Many bloggers use the Geneabloggers Daily Blogging Prompts to help them with ideas for what to post on a given day. There’s Black Sheep Sunday, Maritime Monday, Tombstone Tuesday, etc.
This, however, isn’t an official blogging prompt – I’m making it up right now. I’m calling this Wacky Wednesday because I’m posting something that is wacky, and not actually genealogy related, but something I discovered while researching in the NY City Archives last year. If you find something wacky while researching your family, feel free to post it as Wacky Wednesday as well.
I was researching my gg-grandfather who lived in New York City at the turn of the last century. In the city archives they have city directories which are unfortunately falling apart. I hope other copies of these directories exist somewhere, because the copies in the NY City Archives are not particularly good copies. In any case, while looking up my gg-grandfather, I came across the following advertisement in the 1890 NY City Directory for The Hayward Hand Grenade Fire Extinguisher:
In case you think this was some kind of random ad, apparently fire extinguisher hand grenades were fairly common back then and many companies manufactured them. The grenades were actually glass bottles filled with salt water (and later toxic chemicals) that you would throw towards the base of a fire, breaking the glass, and allowing the liquid to hopefully put out the fire.

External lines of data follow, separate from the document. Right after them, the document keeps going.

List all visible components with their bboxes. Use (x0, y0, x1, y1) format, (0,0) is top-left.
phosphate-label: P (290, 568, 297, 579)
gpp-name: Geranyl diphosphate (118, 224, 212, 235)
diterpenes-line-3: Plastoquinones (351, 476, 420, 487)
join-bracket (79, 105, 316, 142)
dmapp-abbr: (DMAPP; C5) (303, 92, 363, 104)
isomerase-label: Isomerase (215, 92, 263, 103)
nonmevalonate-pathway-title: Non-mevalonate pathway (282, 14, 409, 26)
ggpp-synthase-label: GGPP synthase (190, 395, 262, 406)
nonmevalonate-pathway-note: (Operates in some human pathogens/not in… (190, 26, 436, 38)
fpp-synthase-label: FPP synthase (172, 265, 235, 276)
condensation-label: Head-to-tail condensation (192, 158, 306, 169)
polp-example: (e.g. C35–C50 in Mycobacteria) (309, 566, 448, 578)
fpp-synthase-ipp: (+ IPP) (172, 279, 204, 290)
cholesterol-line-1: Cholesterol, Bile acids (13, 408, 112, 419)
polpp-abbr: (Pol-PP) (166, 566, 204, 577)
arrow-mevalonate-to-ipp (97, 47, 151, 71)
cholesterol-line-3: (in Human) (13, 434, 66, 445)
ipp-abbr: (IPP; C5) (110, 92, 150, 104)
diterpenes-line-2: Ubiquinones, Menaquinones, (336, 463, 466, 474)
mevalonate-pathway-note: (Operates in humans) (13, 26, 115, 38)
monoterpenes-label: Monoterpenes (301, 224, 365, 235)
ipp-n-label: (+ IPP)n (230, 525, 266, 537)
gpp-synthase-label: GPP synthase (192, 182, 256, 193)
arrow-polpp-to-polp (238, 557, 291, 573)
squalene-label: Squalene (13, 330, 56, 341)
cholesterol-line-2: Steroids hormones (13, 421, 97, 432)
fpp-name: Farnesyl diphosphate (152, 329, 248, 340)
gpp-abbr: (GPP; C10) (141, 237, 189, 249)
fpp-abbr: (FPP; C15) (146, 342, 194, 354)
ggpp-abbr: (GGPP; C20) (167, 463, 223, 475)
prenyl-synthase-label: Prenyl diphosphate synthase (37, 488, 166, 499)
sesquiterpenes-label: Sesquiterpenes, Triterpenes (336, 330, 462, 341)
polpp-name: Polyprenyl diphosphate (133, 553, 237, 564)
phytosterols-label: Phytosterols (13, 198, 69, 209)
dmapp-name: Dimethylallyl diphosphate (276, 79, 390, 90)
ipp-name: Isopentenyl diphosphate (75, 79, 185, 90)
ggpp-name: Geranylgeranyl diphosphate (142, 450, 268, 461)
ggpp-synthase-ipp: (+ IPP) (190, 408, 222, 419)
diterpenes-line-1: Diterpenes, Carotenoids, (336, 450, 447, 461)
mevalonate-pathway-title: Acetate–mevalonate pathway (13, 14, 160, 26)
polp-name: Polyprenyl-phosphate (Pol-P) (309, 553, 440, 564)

A quick look on eBay shows several vintage glass fire extinguisher grenades for sale, for a few hundred dollars each. One collector is selling a Hayward Hand Grenade made from cobalt blue glass:
The same collector has many other glass grenades in his collection:
A glass collector named Ferdinand Meyer has written up a good summary of the background of these interesting artifacts from a glass collector’s point of view – with a collection of photos of many of the grenades from different companies (including Hayward). One photo he displays is from another site that sells antique bottles, and shows a yellow glass bottle that largely matches the image in the advertisement:
That particular bottle is for sale for $390.
So that’s the wacky thing I found while researching my family in the NY City Archives. What wacky things have you found when you were looking for information on your family?